Irregular Menstruation after Childbirth
In this article we’ll share with you everything you need to know about irregular menstruation after childbirth so that nothing will take you by surprise.
After delivery, the body needs time to adjust, recover and return to normal after the 9 months of changes it went through.
Menstrual changes and the time it takes to get your first period after childbirth vary from one woman to another. These changes are completely natural and there’s nothing to worry about.
How should the first menstrual cycle be after delivery?
The first menstruation after childbirth can take up to 5 or 6 months to occur. In some cases, it takes up to a year.
This delay occurs due to the changes the body experienced and that are still occurring.
So it is possible that:
- Your first period might be more painful and abundant than those that occurred before pregnancy.
- It might be preceded by premenstrual syndrome, which might cause vomiting and slight dizziness.
- You might have lochia.

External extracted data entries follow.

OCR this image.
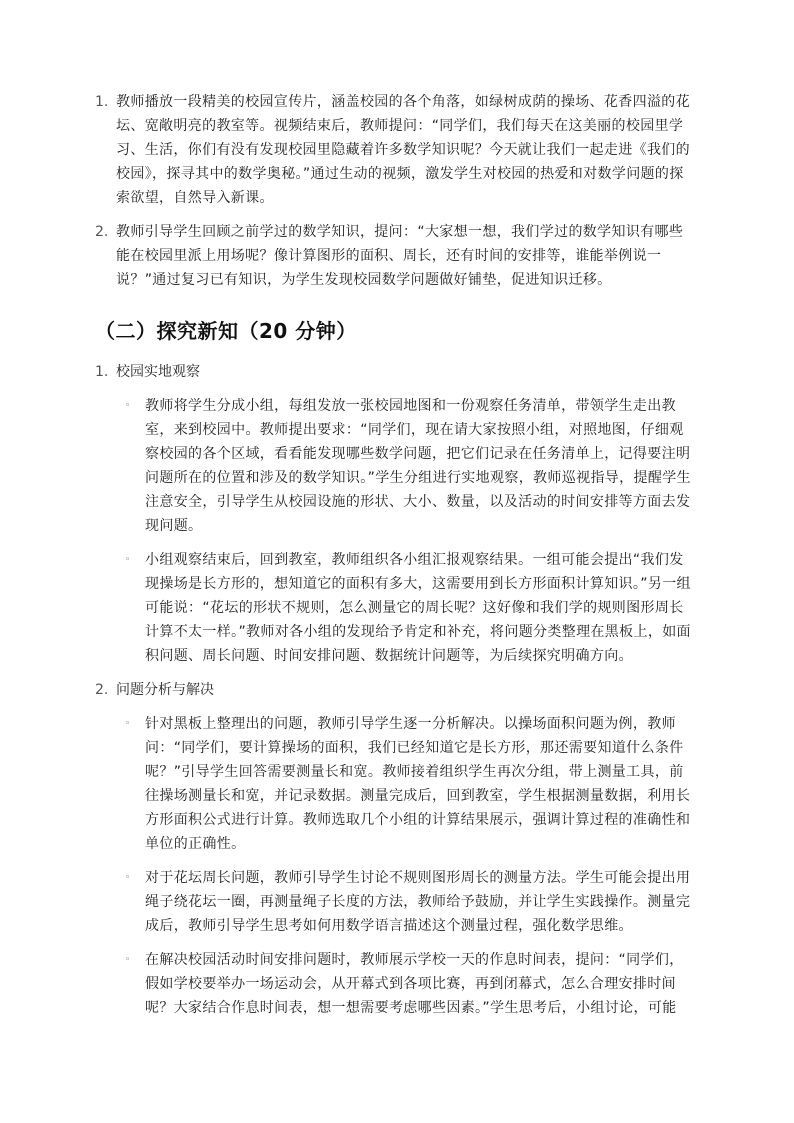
1. 教师播放一段精美的校园宣传片，涵盖校园的各个角落，如绿树成荫的操场、花香四溢的花坛、宽敞明亮的教室等。视频结束后，教师提问：“同学们，我们每天在这美丽的校园里学习、生活，你们有没有发现校园里隐藏着许多数学知识呢？今天就让我们一起走进《我们的校园》，探寻其中的数学奥秘。”通过生动的视频，激发学生对校园的热爱和对数学问题的探索欲望，自然导入新课。

2. 教师引导学生回顾之前学过的数学知识，提问：“大家想一想，我们学过的数学知识有哪些能在校园里派上用场呢？像计算图形的面积、周长，还有时间的安排等，谁能举例说一说？”通过复习已有知识，为学生发现校园数学问题做好铺垫，促进知识迁移。

（二）探究新知（20 分钟）
1. 校园实地观察

◦ 教师将学生分成小组，每组发放一张校园地图和一份观察任务清单，带领学生走出教室，来到校园中。教师提出要求：“同学们，现在请大家按照小组，对照地图，仔细观察校园的各个区域，看看能发现哪些数学问题，把它们记录在任务清单上，记得要注明问题所在的位置和涉及的数学知识。”学生分组进行实地观察，教师巡视指导，提醒学生注意安全，引导学生从校园设施的形状、大小、数量，以及活动的时间安排等方面去发现问题。

◦ 小组观察结束后，回到教室，教师组织各小组汇报观察结果。一组可能会提出“我们发现操场是长方形的，想知道它的面积有多大，这需要用到长方形面积计算知识。”另一组可能说：“花坛的形状不规则，怎么测量它的周长呢？这好像和我们学的规则图形周长计算不太一样。”教师对各小组的发现给予肯定和补充，将问题分类整理在黑板上，如面积问题、周长问题、时间安排问题、数据统计问题等，为后续探究明确方向。

2. 问题分析与解决

◦ 针对黑板上整理出的问题，教师引导学生逐一分析解决。以操场面积问题为例，教师问：“同学们，要计算操场的面积，我们已经知道它是长方形，那还需要知道什么条件呢？”引导学生回答需要测量长和宽。教师接着组织学生再次分组，带上测量工具，前往操场测量长和宽，并记录数据。测量完成后，回到教室，学生根据测量数据，利用长方形面积公式进行计算。教师选取几个小组的计算结果展示，强调计算过程的准确性和单位的正确性。

◦ 对于花坛周长问题，教师引导学生讨论不规则图形周长的测量方法。学生可能会提出用绳子绕花坛一圈，再测量绳子长度的方法，教师给予鼓励，并让学生实践操作。测量完成后，教师引导学生思考如何用数学语言描述这个测量过程，强化数学思维。

◦ 在解决校园活动时间安排问题时，教师展示学校一天的作息时间表，提问：“同学们，假如学校要举办一场运动会，从开幕式到各项比赛，再到闭幕式，怎么合理安排时间呢？大家结合作息时间表，想一想需要考虑哪些因素。”学生思考后，小组讨论，可能
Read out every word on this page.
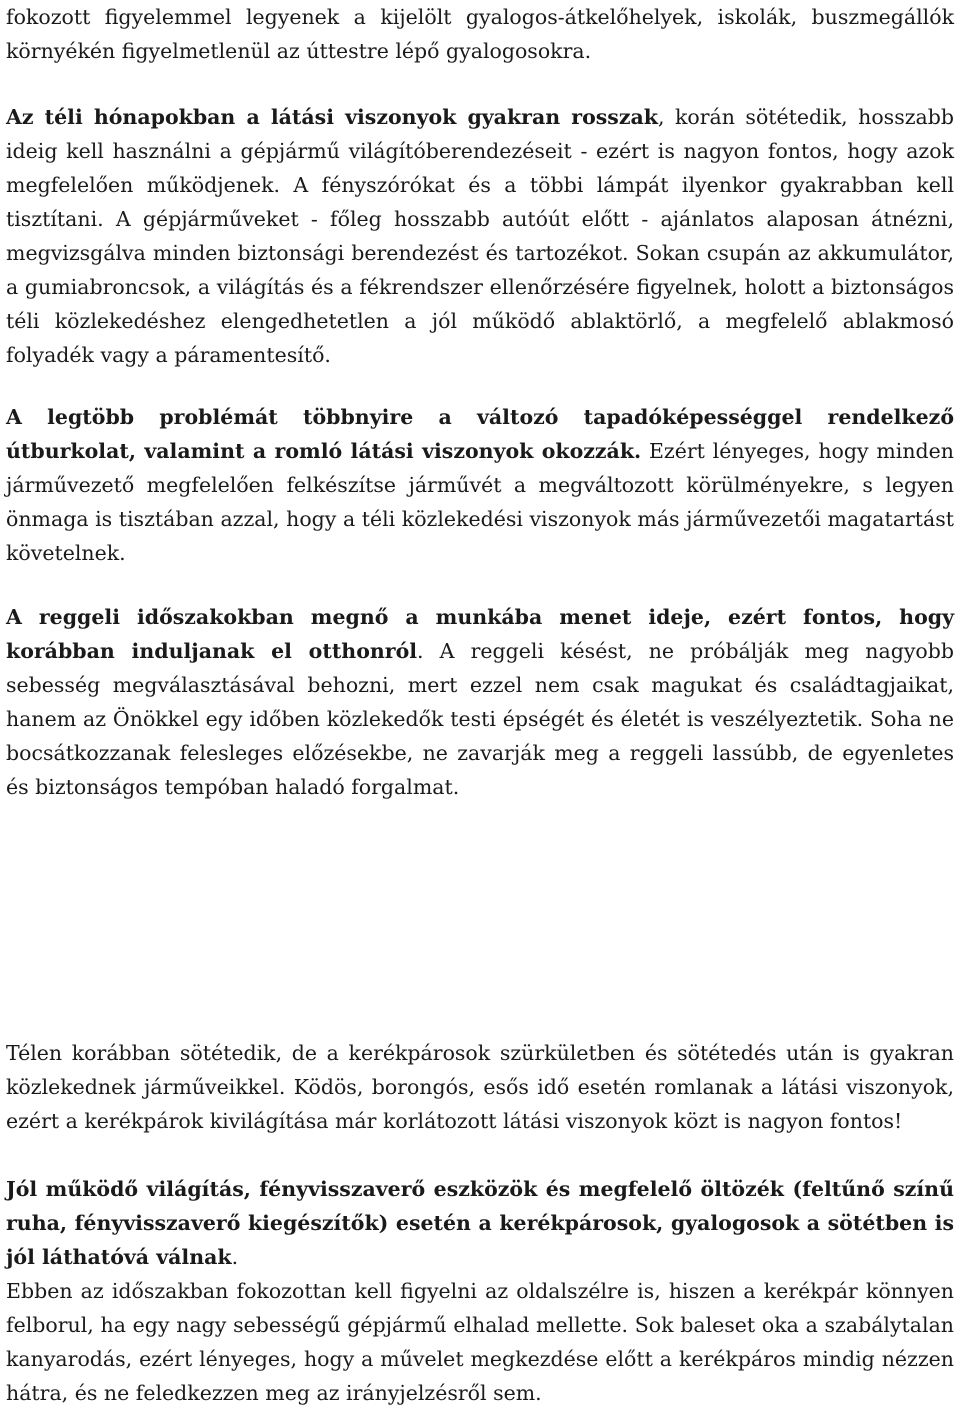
fokozott figyelemmel legyenek a kijelölt gyalogos-átkelőhelyek, iskolák, buszmegállók környékén figyelmetlenül az úttestre lépő gyalogosokra.

Az téli hónapokban a látási viszonyok gyakran rosszak, korán sötétedik, hosszabb ideig kell használni a gépjármű világítóberendezéseit - ezért is nagyon fontos, hogy azok megfelelően működjenek. A fényszórókat és a többi lámpát ilyenkor gyakrabban kell tisztítani. A gépjárműveket - főleg hosszabb autóút előtt - ajánlatos alaposan átnézni, megvizsgálva minden biztonsági berendezést és tartozékot. Sokan csupán az akkumulátor, a gumiabroncsok, a világítás és a fékrendszer ellenőrzésére figyelnek, holott a biztonságos téli közlekedéshez elengedhetetlen a jól működő ablaktörlő, a megfelelő ablakmosó folyadék vagy a páramentesítő.

A legtöbb problémát többnyire a változó tapadóképességgel rendelkező útburkolat, valamint a romló látási viszonyok okozzák. Ezért lényeges, hogy minden járművezető megfelelően felkészítse járművét a megváltozott körülményekre, s legyen önmaga is tisztában azzal, hogy a téli közlekedési viszonyok más járművezetői magatartást követelnek.

A reggeli időszakokban megnő a munkába menet ideje, ezért fontos, hogy korábban induljanak el otthonról. A reggeli késést, ne próbálják meg nagyobb sebesség megválasztásával behozni, mert ezzel nem csak magukat és családtagjaikat, hanem az Önökkel egy időben közlekedők testi épségét és életét is veszélyeztetik. Soha ne bocsátkozzanak felesleges előzésekbe, ne zavarják meg a reggeli lassúbb, de egyenletes és biztonságos tempóban haladó forgalmat.

Télen korábban sötétedik, de a kerékpárosok szürkületben és sötétedés után is gyakran közlekednek járműveikkel. Ködös, borongós, esős idő esetén romlanak a látási viszonyok, ezért a kerékpárok kivilágítása már korlátozott látási viszonyok közt is nagyon fontos!

Jól működő világítás, fényvisszaverő eszközök és megfelelő öltözék (feltűnő színű ruha, fényvisszaverő kiegészítők) esetén a kerékpárosok, gyalogosok a sötétben is jól láthatóvá válnak.

Ebben az időszakban fokozottan kell figyelni az oldalszélre is, hiszen a kerékpár könnyen felborul, ha egy nagy sebességű gépjármű elhalad mellette. Sok baleset oka a szabálytalan kanyarodás, ezért lényeges, hogy a művelet megkezdése előtt a kerékpáros mindig nézzen hátra, és ne feledkezzen meg az irányjelzésről sem.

Lochia is a type of hemorrhage which is made up of mucus and tissue that was formed in the uterus during pregnancy.
Your first 2 or 3 periods after childbirth might be abundant in terms of quantity before returning to normal.
Sometimes gynecological problems such as ovarian cysts and endometriosis are resolved spontaneously during and after childbirth.
“The first period after childbirth may be delayed by 5 or 6 months, in some cases by even up to a year”
Irregular menstruation while breastfeeding
Menstrual changes occur differently in women and they depend to a large extent on the woman’s hormonal and physical composition, as well as whether or not breastfeeding is maintained.
Breastfeeding is associated with an increase in prolactin production. Prolactin is the hormone that is responsible for menstrual disorders.
Women who breastfeed may have delays of up to 5 months before getting their period again.
Women who don’t breastfeed can get their period 2 months after delivery.
Although you might not get your period while breastfeeding, the circumstances may vary and some women may go through an irregular menstrual phase.
Many women don’t have the same symptoms when they get their first period after pregnancy. Some suffer from dizziness, nausea and swollen limbs.
This variation in symptoms might be associated with the mother’s milk production which elevates prolactin levels.
Can I get pregnant while having irregular menstruation after childbirth?
Even while experiencing irregular menstruation after childbirth, a woman can still get pregnant since ovulation is still occurring.
You may release your first ovum after childbirth without even realizing it. This can happen as soon as 2 weeks after delivery.
The level of fertility is dramatically low after childbirth. Although fertility levels are low, keep in mind that they’re not zero.
The breastfeeding and amenorrhea method is only effective 98% of the time if all of the rules are followed during the first 6 months after childbirth.
Keep in mind that irregular menstruation after childbirth can start to normalize after 6 months.
“The first menstruation after delivery is a sign that the reproductive system is returning to its normal cycles”
8 practical suggestions to normalize menstruation after delivery
The menstrual cycle normalizes after a few months. However, there are some things you can do to help regulate your period:
- Have a balanced diet rich in minerals and nutrients.
- Do light exercise.
- Drink lots of water and fruit juice during the day.
- Don’t drink alcoholic beverages.
- Rest as you see fit.
- Don’t smoke.
- Try to be stress free.
- Avoid junk food.
Don’t worry too much about your period. Go ahead and enjoy motherhood.
The most important thing for you to know is that your first period after delivery is a sign that your reproductive system is returning to its regular cycles.
This occurs even though the ovaries have experienced important changes.
It may take several months for your period to regain the characteristics it had before pregnancy.
If other problems arise such as persistent heavy bleeding, consult your gynecologist for them to evaluate and treat the problem as they see fit.